O modelo de plantio direto e rotação de culturas desenvolvido pela pesquisa do sul e sudeste do Brasil visava a viabilidade de um modelo para estas regiões em grande parte sob clima temperado, a rotação mais praticada principalmente nos Campos Gerais do Paraná envolvia as culturas de trigo e aveia no inverno e soja e milho no período do verão. Sendo o esquema mais comum: no inverno 2/3 da área de lavoura cobertas com aveia e 1/3 com trigo, no verão 2/3 com soja e 1/3 com milho.
A não observância de rotação na soja, ocasionada pela ocorrência de preços elevados nas últimas safras tem facilitado a ocorrência de pragas e doenças antes não problemáticas tais como ferrugem e nematóides. Devido ao risco produtivo e comercial apresentados pelas culturas do trigo e da aveia branca em algumas regiões, temos observado que um problema que vem ocorrendo é a monocultura da aveia preta, que além dos riscos da monocultura não é uma cultura comercial na plena acepção da palavra.
Se na região que é o berço do Plantio Direto no Brasil vemos problemas produtivos e comerciais, imaginem o que ocorre e as dificuldades para formação de palhada de maneira economicamente sustentável em grandes extensões deste nosso país continental e tropical. Pois as altas temperaturas e o período seco no Centro Oeste e regiões do Nordeste, impedem ou dificultam a implantação de culturas comerciais no período de abril a setembro, sendo comum a implantação de culturas sobre ervas daninhas, mais para economizar tempo no preparo do solo do que dentro do conceito de um sistema produtivo ou quando dentro de um sistema mais planejado a cobertura mais comum é o milheto, que repetindo o problema da aveia no sul do país não é uma cultura comercial.
Já em novas fronteiras agrícolas como Nortão do Mato Grosso e entorno de Santarém o maior problema é a persistência da palhada por causa das altas precipitações e temperaturas além da elevada umidade amazônica. Outra dificuldade é o alto custo do transporte para o milho, cultura conhecida pela maior produção por unidade de área em relação a soja, cultivos alternativos como o arroz de sequeiro são viáveis somente em regiões específicas.

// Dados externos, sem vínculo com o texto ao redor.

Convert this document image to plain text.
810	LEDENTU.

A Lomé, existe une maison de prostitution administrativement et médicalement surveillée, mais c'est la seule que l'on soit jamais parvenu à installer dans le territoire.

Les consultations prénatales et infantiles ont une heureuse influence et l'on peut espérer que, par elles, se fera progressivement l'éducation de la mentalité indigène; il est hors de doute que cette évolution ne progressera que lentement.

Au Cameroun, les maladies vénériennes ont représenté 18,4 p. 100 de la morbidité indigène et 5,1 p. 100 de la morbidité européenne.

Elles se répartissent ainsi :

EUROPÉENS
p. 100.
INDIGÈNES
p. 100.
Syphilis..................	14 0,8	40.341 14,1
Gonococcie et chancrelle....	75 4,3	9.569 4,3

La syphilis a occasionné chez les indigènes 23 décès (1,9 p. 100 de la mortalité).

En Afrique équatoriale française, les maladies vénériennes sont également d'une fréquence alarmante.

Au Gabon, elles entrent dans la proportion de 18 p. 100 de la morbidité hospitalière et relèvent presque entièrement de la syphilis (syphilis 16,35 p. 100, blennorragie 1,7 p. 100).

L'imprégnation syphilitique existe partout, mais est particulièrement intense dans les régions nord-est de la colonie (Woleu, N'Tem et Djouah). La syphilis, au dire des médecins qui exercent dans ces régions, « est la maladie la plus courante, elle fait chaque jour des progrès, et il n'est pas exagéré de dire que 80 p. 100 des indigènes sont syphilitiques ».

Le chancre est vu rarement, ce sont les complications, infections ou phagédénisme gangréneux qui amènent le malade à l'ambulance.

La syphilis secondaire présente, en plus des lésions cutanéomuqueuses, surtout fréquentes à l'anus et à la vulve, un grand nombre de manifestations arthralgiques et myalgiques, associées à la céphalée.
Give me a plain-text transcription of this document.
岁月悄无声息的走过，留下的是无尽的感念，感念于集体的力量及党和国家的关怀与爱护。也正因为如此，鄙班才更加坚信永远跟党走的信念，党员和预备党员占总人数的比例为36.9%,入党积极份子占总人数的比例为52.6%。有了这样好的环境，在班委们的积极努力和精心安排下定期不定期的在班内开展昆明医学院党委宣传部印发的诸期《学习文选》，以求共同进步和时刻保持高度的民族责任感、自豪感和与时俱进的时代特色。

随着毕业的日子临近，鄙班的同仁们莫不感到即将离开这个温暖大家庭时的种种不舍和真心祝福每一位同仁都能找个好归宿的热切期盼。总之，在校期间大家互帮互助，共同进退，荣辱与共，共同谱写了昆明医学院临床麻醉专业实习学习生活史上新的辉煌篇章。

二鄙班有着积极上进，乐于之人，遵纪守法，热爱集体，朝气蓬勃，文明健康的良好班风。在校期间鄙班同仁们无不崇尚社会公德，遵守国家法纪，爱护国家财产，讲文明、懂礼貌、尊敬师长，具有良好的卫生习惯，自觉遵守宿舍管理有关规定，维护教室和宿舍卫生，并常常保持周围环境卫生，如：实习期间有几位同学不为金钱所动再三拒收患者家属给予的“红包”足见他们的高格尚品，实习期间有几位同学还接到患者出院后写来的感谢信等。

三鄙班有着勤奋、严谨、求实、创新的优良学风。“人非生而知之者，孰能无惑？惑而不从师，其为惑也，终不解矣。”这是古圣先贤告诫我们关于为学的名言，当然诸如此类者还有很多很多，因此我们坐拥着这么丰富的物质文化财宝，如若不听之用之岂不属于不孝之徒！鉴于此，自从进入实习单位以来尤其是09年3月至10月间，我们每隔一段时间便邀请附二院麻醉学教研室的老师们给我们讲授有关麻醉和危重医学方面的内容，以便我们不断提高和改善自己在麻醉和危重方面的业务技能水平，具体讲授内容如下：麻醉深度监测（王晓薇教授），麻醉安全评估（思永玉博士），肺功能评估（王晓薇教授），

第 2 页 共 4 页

Por outro lado temos os problemas apresentados pela pecuária, que em grande parte do território brasileiro é movida a pastagens com pouco volume de massa e a sazonalidade inerente a este tipo de cultivo, com pouco conhecimento por parte da imensa maioria dos pecuaristas, do potencial de produção das gramíneas e leguminosas forrageiras quando bem manejadas em sua fisiologia e bem nutridas nas suas necessidades. Vemos áreas em que derrubada a mata nos primeiros anos de formação da pastagem viçam os mais belos pastos, que em 1 ou 2 anos dão lugar a pastagens degradadas e com baixa capacidade de suporte.
Qualquer um de nós lembra ou já ouviu falar da introdução da braquiária nos cerrados, quando no início dos anos 70, pastagens nativas onde eram necessários vários hectares de terra para suportar uma única cabeça foram substituídas pelas braquiárias, que passavam imediatamente a suportar cerca de 1,0 cabeça/ha nos primeiros anos.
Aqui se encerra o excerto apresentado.